Canadians don’t seem troubled by the proposition of an Asian diversification strategy with China at its core. Despite concerns about Chinese authoritarianism, human-rights violations and the perceived behaviour of some state-owned enterprises, polling shows support for a free-trade agreement trending up over the past few years. Qualtrics places the number at about 70 per cent and the Asia-Pacific Foundation about 10 points lower. No poll puts it below 50 per cent.
This shift in Canadian attitudes began even before Mr. Trump’s immodest arrival on the scene. His words and deeds have merely added impetus. Canadians get that American economic and geopolitical power is declining in relative terms and that China is an emerging force to reckon with. In the Asia Pacific Foundation’s recent annual survey, 59 per cent of respondents believe trade with Asia, led by China, will outweigh trade with the United States in the future. Canadians essentially are asking: “How can we not have a clear engagement strategy with a country that within the next 10 years will be the world’s biggest economy, largest exporter of capital, goods and services, largest emitter of [greenhouse gases] GHGs, a technology superpower and the world’s largest source of tourists and expatriate students?”

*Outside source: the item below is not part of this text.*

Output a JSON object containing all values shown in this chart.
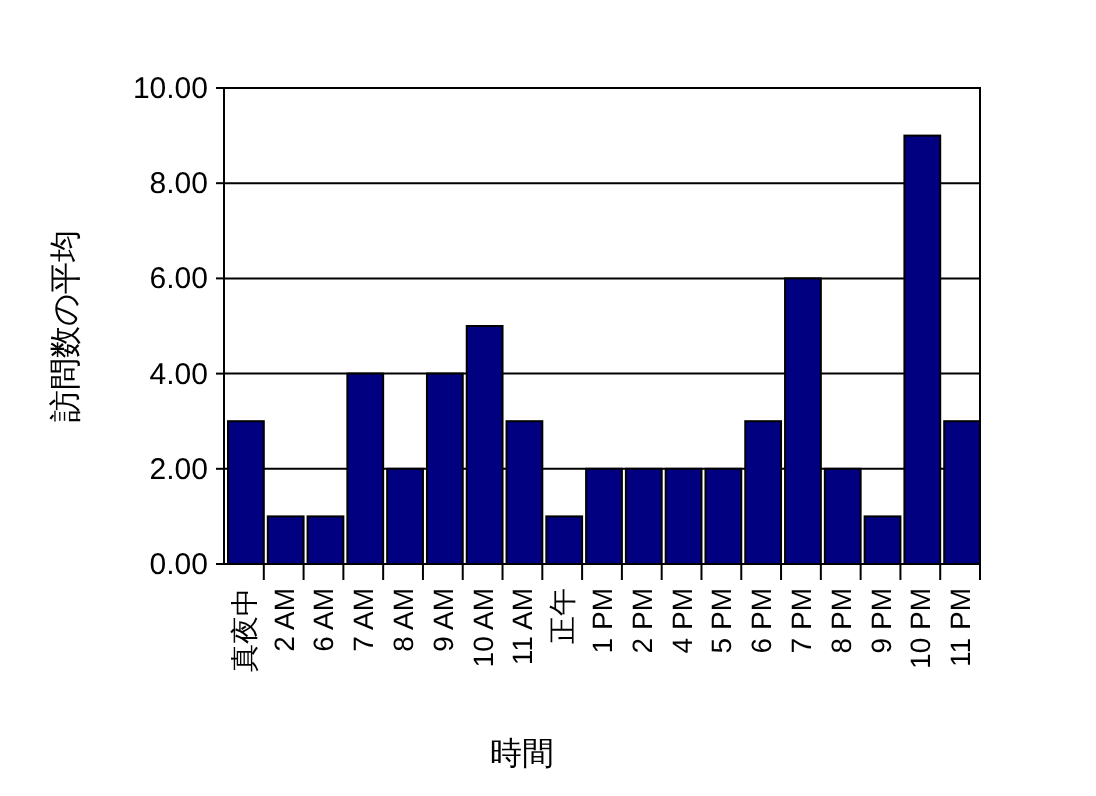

As co-chairs of the Public Policy Forum’s Consultative Forum on China, we have spent the past 14 months consulting on what a made-in-Canada strategy for future Canada-China relations should look like. Our blueprint will be released in the fall.

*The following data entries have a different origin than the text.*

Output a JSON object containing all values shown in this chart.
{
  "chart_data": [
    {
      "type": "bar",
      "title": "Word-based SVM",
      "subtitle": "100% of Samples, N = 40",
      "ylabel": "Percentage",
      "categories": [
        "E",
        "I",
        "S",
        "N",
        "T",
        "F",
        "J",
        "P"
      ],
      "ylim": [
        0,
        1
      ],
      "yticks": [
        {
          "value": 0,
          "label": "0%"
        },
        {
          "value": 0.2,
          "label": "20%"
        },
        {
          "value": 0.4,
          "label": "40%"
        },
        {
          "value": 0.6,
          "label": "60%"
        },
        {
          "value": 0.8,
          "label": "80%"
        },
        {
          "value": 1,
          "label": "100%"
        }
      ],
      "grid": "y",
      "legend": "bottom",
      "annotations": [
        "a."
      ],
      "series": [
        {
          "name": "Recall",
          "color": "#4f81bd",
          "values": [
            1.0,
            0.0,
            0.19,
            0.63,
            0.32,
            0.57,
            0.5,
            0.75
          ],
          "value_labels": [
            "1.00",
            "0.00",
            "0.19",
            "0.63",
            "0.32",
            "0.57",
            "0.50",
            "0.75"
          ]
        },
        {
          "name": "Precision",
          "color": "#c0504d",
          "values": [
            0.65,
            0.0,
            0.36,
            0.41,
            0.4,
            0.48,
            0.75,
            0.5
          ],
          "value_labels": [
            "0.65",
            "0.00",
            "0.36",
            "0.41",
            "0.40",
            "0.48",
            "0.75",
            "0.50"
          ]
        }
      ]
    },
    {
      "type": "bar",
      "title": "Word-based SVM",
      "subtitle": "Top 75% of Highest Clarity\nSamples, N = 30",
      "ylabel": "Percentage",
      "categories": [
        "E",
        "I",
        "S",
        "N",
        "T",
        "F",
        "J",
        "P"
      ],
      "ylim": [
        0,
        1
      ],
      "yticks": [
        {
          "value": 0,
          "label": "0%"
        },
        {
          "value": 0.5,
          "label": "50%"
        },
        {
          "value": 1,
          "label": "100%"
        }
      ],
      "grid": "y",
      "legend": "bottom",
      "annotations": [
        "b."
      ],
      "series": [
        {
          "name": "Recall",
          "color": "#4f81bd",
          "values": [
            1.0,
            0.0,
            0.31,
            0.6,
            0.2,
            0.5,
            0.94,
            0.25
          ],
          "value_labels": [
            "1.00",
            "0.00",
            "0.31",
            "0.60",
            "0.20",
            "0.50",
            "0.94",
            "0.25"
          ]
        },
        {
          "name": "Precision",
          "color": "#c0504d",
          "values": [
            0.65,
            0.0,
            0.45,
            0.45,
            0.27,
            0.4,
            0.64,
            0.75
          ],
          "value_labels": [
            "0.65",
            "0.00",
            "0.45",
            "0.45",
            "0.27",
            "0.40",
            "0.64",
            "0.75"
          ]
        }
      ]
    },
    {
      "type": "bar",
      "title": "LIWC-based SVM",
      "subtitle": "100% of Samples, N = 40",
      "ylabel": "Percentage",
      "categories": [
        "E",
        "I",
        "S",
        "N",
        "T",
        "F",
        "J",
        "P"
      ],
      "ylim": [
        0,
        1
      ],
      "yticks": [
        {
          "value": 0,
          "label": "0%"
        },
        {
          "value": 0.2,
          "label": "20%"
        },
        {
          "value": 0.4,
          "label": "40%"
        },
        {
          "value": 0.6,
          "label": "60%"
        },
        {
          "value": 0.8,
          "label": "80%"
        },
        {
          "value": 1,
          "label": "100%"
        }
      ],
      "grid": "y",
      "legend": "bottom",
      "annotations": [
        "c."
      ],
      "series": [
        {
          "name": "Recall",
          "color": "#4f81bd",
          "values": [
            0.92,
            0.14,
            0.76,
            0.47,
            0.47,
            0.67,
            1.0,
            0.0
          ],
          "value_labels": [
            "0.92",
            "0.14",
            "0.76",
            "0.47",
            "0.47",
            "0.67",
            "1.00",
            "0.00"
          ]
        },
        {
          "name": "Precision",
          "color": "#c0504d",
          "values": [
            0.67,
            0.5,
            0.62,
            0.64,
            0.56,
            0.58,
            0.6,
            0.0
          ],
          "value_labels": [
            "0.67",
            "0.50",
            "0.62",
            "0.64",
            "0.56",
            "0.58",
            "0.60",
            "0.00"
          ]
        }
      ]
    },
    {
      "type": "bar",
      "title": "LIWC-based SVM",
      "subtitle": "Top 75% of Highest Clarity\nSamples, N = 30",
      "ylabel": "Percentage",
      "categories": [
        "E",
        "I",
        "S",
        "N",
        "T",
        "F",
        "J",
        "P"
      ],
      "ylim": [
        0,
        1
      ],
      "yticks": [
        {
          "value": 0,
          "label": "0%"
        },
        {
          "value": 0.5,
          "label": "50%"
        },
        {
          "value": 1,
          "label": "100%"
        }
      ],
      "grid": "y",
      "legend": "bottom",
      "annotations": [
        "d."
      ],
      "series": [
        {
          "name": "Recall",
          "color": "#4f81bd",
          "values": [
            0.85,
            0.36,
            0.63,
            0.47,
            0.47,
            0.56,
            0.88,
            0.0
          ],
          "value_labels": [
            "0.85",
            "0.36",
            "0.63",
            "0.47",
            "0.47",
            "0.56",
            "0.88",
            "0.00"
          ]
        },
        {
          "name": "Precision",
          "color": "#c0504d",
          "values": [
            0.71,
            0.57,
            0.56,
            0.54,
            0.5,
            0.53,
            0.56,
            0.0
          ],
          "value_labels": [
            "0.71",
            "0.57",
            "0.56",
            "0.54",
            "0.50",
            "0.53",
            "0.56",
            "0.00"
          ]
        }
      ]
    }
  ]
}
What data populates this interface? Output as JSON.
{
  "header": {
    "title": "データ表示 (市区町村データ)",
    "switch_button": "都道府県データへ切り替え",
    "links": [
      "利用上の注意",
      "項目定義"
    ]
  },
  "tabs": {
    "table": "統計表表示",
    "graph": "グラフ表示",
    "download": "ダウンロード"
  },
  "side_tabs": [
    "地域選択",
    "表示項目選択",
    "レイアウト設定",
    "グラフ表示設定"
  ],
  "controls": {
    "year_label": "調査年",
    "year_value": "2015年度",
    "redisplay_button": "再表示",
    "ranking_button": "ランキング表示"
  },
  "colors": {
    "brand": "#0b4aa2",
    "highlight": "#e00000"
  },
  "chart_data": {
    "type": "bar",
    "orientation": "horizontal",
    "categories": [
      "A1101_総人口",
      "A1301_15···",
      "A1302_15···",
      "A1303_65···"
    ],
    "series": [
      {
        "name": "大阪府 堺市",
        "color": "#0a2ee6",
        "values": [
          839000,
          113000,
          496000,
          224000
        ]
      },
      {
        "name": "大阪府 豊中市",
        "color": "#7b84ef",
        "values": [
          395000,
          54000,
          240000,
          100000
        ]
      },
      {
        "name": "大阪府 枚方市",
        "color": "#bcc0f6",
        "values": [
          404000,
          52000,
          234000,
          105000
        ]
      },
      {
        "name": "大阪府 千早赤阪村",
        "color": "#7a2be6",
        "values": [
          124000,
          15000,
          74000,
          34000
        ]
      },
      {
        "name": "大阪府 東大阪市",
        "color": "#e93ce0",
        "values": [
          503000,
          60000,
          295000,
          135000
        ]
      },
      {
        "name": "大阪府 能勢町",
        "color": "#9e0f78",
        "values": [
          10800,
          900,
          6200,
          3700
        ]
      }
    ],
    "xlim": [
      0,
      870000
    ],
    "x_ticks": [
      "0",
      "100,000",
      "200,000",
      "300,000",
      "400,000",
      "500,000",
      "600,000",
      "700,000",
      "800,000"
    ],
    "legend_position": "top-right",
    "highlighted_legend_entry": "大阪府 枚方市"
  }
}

It is strikingly clear from our discussions that more value-added trade in sectors such as agri-food, forestry, resources, educational services, tourism and cleantech is unambiguously beneficial for Canadians. Selling lobsters and lumber raise no national security flags, real or imagined, but they do create lots of jobs all across Canada. A case in point today is the 180 fishing fleet jobs and 304 processing plant positions in Atlantic Canada directly flowing from Clearwater Foods’ seafood exports to China.

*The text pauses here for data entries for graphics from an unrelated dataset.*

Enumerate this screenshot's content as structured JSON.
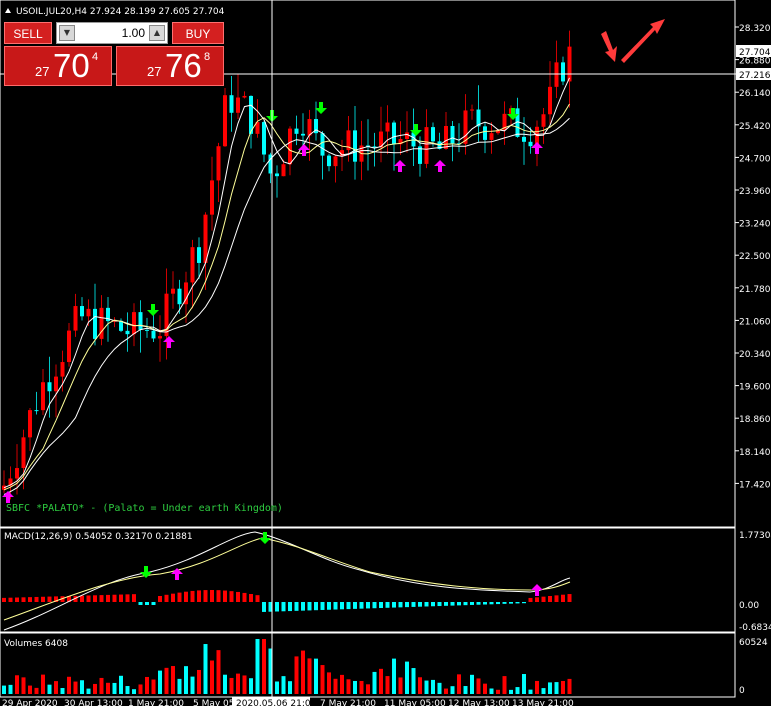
{
  "chart": {
    "symbol_header": "USOIL.JUL20,H4  27.924 28.199 27.605 27.704",
    "price_axis_labels": [
      "28.320",
      "26.880",
      "26.140",
      "25.420",
      "24.700",
      "23.960",
      "23.240",
      "22.500",
      "21.780",
      "21.060",
      "20.340",
      "19.600",
      "18.860",
      "18.140",
      "17.420"
    ],
    "current_price_tag": "27.704",
    "crosshair_price_tag": "27.216",
    "signature": "SBFC *PALATO* - (Palato = Under earth Kingdom)",
    "macd_header": "MACD(12,26,9) 0.54052 0.32170 0.21881",
    "macd_axis_labels": [
      "1.77304",
      "0.00",
      "-0.6834"
    ],
    "volume_header": "Volumes 6408",
    "volume_axis_labels": [
      "60524",
      "0"
    ],
    "time_labels": [
      "29 Apr 2020",
      "30 Apr 13:00",
      "1 May 21:00",
      "5 May 05",
      "2020.05.06 21:00",
      "7 May 21:00",
      "11 May 05:00",
      "12 May 13:00",
      "13 May 21:00"
    ],
    "colors": {
      "bull": "#ff0000",
      "bear": "#00ffff",
      "up_arrow": "#ff00ff",
      "down_arrow": "#00ff00",
      "ma": "#ffffff",
      "ma_signal": "#ffff99"
    }
  },
  "trade_panel": {
    "sell_label": "SELL",
    "buy_label": "BUY",
    "lot": "1.00",
    "sell_price_small": "27",
    "sell_price_big": "70",
    "sell_price_sup": "4",
    "buy_price_small": "27",
    "buy_price_big": "76",
    "buy_price_sup": "8"
  }
}
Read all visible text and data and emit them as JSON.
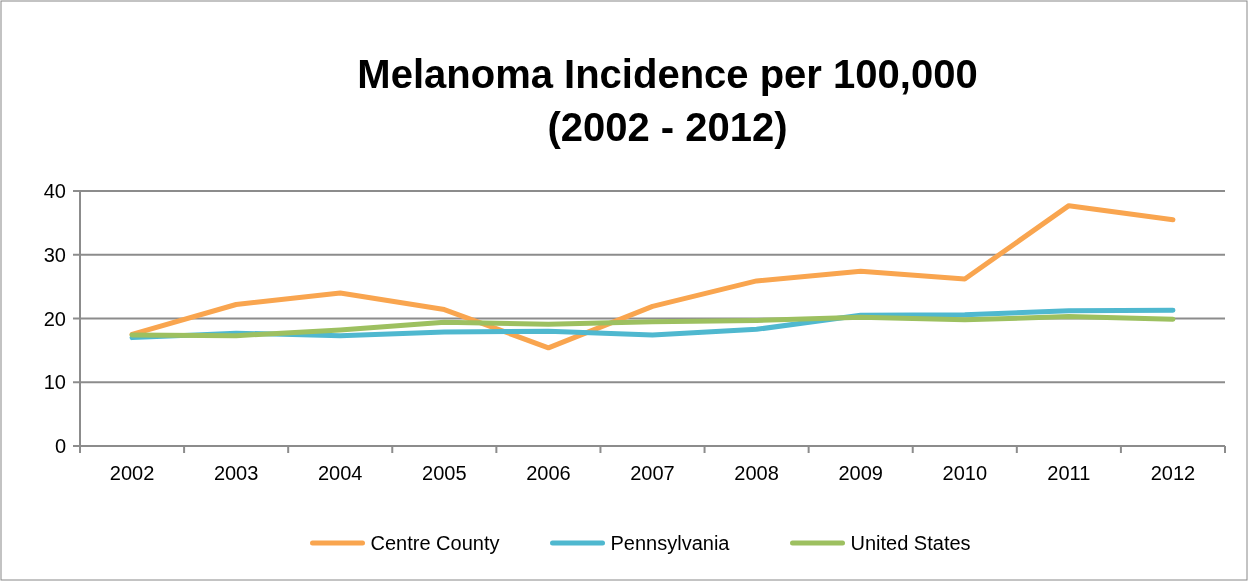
{
  "chart_data": {
    "type": "line",
    "title": "Melanoma Incidence per 100,000\n(2002 - 2012)",
    "categories": [
      "2002",
      "2003",
      "2004",
      "2005",
      "2006",
      "2007",
      "2008",
      "2009",
      "2010",
      "2011",
      "2012"
    ],
    "series": [
      {
        "name": "Centre County",
        "color": "#f9a54f",
        "values": [
          17.5,
          22.2,
          24.0,
          21.4,
          15.4,
          21.9,
          25.9,
          27.4,
          26.2,
          37.7,
          35.5
        ]
      },
      {
        "name": "Pennsylvania",
        "color": "#4fb8cf",
        "values": [
          17.0,
          17.7,
          17.3,
          17.9,
          18.0,
          17.4,
          18.3,
          20.5,
          20.6,
          21.2,
          21.3
        ]
      },
      {
        "name": "United States",
        "color": "#9dc060",
        "values": [
          17.4,
          17.3,
          18.2,
          19.4,
          19.1,
          19.5,
          19.7,
          20.2,
          19.8,
          20.3,
          19.9
        ]
      }
    ],
    "ylim": [
      0,
      40
    ],
    "yticks": [
      0,
      10,
      20,
      30,
      40
    ],
    "grid": "y",
    "legend": "bottom",
    "marker": "none",
    "line_style": "solid"
  }
}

Interestingly, both Canada and China have diversification agendas – we seek greater security of demand for our exports while China wants greater security of supply through trade arrangements with a broader range of exporting countries. Canada appeals because it is a highly developed, rule-of-law based, G7 country that poses few geopolitical risks, unlike many other global exporters.
Meanwhile, China, having raised hundreds of millions from poverty to middle-class status since it embraced a market-based economy, is now learning this middle class comes with expanding expectations for a better life – starting with livable cities, healthy food, safe workplaces, reliable pensions and available eldercare. Beyond traditional exports, China knows it can benefit from Canada’s long experience designing policies and services for the middle class.
China elicits a wide spectrum of passionately held views, of that there is no doubt. Whatever one may think, however, the question is whether a balanced engagement strategy with an economically dynamic China serves our national interests at a time when the President of the United States is pursuing a beggar-thy-neighbour policy. Risk management and prudent diversification certainly suggest yes. Time to decide how best.